I requisiti per l’insediamento delle centrali sono diversi, tra cui la vicinanza al mare, l’assenza di sismicità (anche se individuare un sito nucleare in un territorio ad alto rischio sismico come la Sicilia è decisamente un azzardo) e la bassa densità abitativa. In alcuni di questi siti, inoltre, sono già presenti vecchie centrali dismesse, ad esempio a Caorso; oppure Scanzano Jonico, teatro in passato di veementi proteste contro la decisione nel 2003 di impiantarvi un deposito di scorie nucleari. Ora, per somma gioia degli abitanti, la località potrebbe ottenere direttamente una bella centrale atomica.
Veneto e Sicilia hanno già dato l’ok per la costruzione di centrali di terza generazione, si attende ora la decisione delle altre regioni prescelte, ovvero il Lazio, la Sardegna e la Puglia. Ma le comunità locali stanno già mobilitandosi per opporsi ai progetti governativi, nel tentativo di creare un fronte antinucleare in grado di vincere solo se rimarrà compatto e unito pur nella distanza e nella diversità dei contesti in cui verranno insediate le centrali.
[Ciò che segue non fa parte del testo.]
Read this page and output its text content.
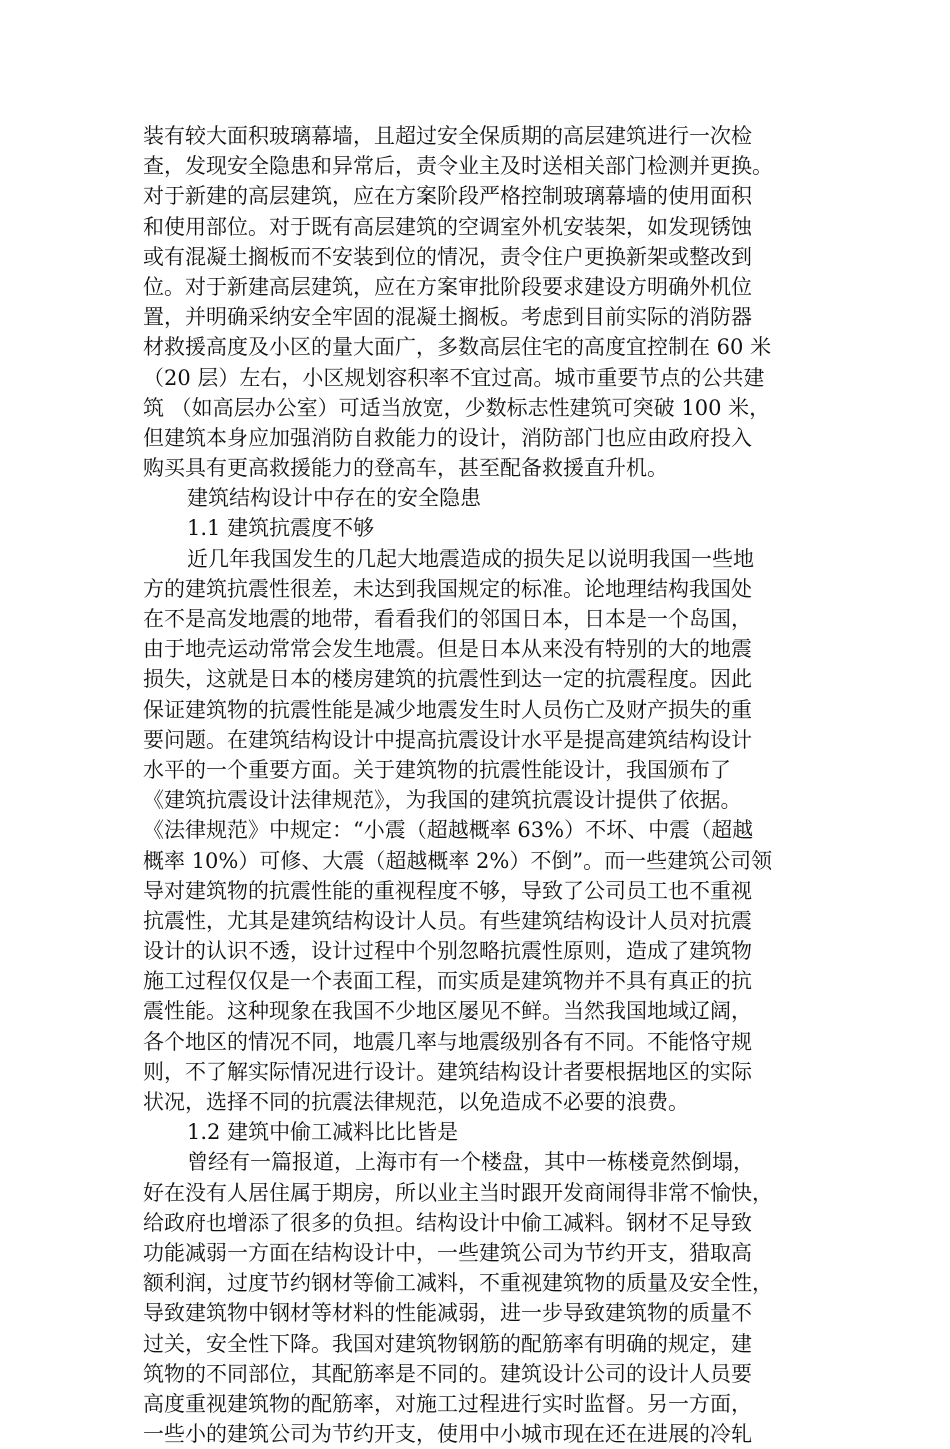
装有较大面积玻璃幕墙，且超过安全保质期的高层建筑进行一次检
查，发现安全隐患和异常后，责令业主及时送相关部门检测并更换。
对于新建的高层建筑，应在方案阶段严格控制玻璃幕墙的使用面积
和使用部位。对于既有高层建筑的空调室外机安装架，如发现锈蚀
或有混凝土搁板而不安装到位的情况，责令住户更换新架或整改到
位。对于新建高层建筑，应在方案审批阶段要求建设方明确外机位
置，并明确采纳安全牢固的混凝土搁板。考虑到目前实际的消防器
材救援高度及小区的量大面广，多数高层住宅的高度宜控制在 60 米
（20 层）左右，小区规划容积率不宜过高。城市重要节点的公共建
筑 （如高层办公室）可适当放宽，少数标志性建筑可突破 100 米，
但建筑本身应加强消防自救能力的设计，消防部门也应由政府投入
购买具有更高救援能力的登高车，甚至配备救援直升机。
建筑结构设计中存在的安全隐患
1.1 建筑抗震度不够
近几年我国发生的几起大地震造成的损失足以说明我国一些地
方的建筑抗震性很差，未达到我国规定的标准。论地理结构我国处
在不是高发地震的地带，看看我们的邻国日本，日本是一个岛国，
由于地壳运动常常会发生地震。但是日本从来没有特别的大的地震
损失，这就是日本的楼房建筑的抗震性到达一定的抗震程度。因此
保证建筑物的抗震性能是减少地震发生时人员伤亡及财产损失的重
要问题。在建筑结构设计中提高抗震设计水平是提高建筑结构设计
水平的一个重要方面。关于建筑物的抗震性能设计，我国颁布了
《建筑抗震设计法律规范》，为我国的建筑抗震设计提供了依据。
《法律规范》中规定：“小震（超越概率 63%）不坏、中震（超越
概率 10%）可修、大震（超越概率 2%）不倒”。而一些建筑公司领
导对建筑物的抗震性能的重视程度不够，导致了公司员工也不重视
抗震性，尤其是建筑结构设计人员。有些建筑结构设计人员对抗震
设计的认识不透，设计过程中个别忽略抗震性原则，造成了建筑物
施工过程仅仅是一个表面工程，而实质是建筑物并不具有真正的抗
震性能。这种现象在我国不少地区屡见不鲜。当然我国地域辽阔，
各个地区的情况不同，地震几率与地震级别各有不同。不能恪守规
则，不了解实际情况进行设计。建筑结构设计者要根据地区的实际
状况，选择不同的抗震法律规范，以免造成不必要的浪费。
1.2 建筑中偷工减料比比皆是
曾经有一篇报道，上海市有一个楼盘，其中一栋楼竟然倒塌，
好在没有人居住属于期房，所以业主当时跟开发商闹得非常不愉快，
给政府也增添了很多的负担。结构设计中偷工减料。钢材不足导致
功能减弱一方面在结构设计中，一些建筑公司为节约开支，猎取高
额利润，过度节约钢材等偷工减料，不重视建筑物的质量及安全性，
导致建筑物中钢材等材料的性能减弱，进一步导致建筑物的质量不
过关，安全性下降。我国对建筑物钢筋的配筋率有明确的规定，建
筑物的不同部位，其配筋率是不同的。建筑设计公司的设计人员要
高度重视建筑物的配筋率，对施工过程进行实时监督。另一方面，
一些小的建筑公司为节约开支，使用中小城市现在还在进展的冷轧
Con tutta probabilità il governo applicherà le stesse disposizioni attuate in Campania per il decreto rifiuti: esercito nei cantieri delle centrali e leggi speciali, massiccia presenza di polizia e carabinieri in assetto antisommossa. Per nascondere alle comunità locali la presenza dei depositi di scorie, il governo si servirà del Segreto di Stato all’energia, approvato con tutta fretta durante gli ultimi giorni della moribonda legislatura di Romano Prodi, segno questo che i grandi gruppi economici non hanno colore politico e si servono della classe politica per attuare i propri piani.
Ora c’è da chiedersi, quale garanzia o opportunità si sta offrendo all’Italia col nucleare? Gli enormi costi di costruzione, la manutenzione, le scorie, la limitata produzione energetica, l’esaurimento dell’uranio e il progressivo aumento dei costi di estrazione. Nonchè il grave rischio di infiltrazioni delle organizzazioni criminali nel business del nucleare. Nella civilissima Francia, infatti, sono stati censiti tantissimi siti in cui sono stati sversati illecitamente rifiuti radioattivi. In Italia, tenendo conto che le mafie fondano buona parte della propria ricchezza sul traffico illecito di rifiuti, cosa potrebbe accadere? Non è un prezzo troppo grande da pagare sia in termini economico-sociali sia ambientali, considerato che con un mix di energie pulite e con un serio piano di risparmio energetico si potrebbero ridurre considerevolmente il fabbisogno e la dipendenza da altri Paesi?
Sono molti, troppi i dubbi e i sospetti che gravano sul programma nucleare del governo, che in poco tempo ha triturato il referendum abrogativo del 1987 che stabiliva la denuclearizzazione della penisola, contravvenendo ad un’espressa volontà popolare e senza che fosse mai stato fatto un sondaggio serio delle opinioni favorevoli o contrarie sul ritorno del nucleare. Ma non dobbiamo preoccuparci! A garantire la nostra sicurezza ci pensa lui, il miglior premier che l’Italia abbia mai avuto in 150 anni di storia! Fate largo a Silvio Berlusconi.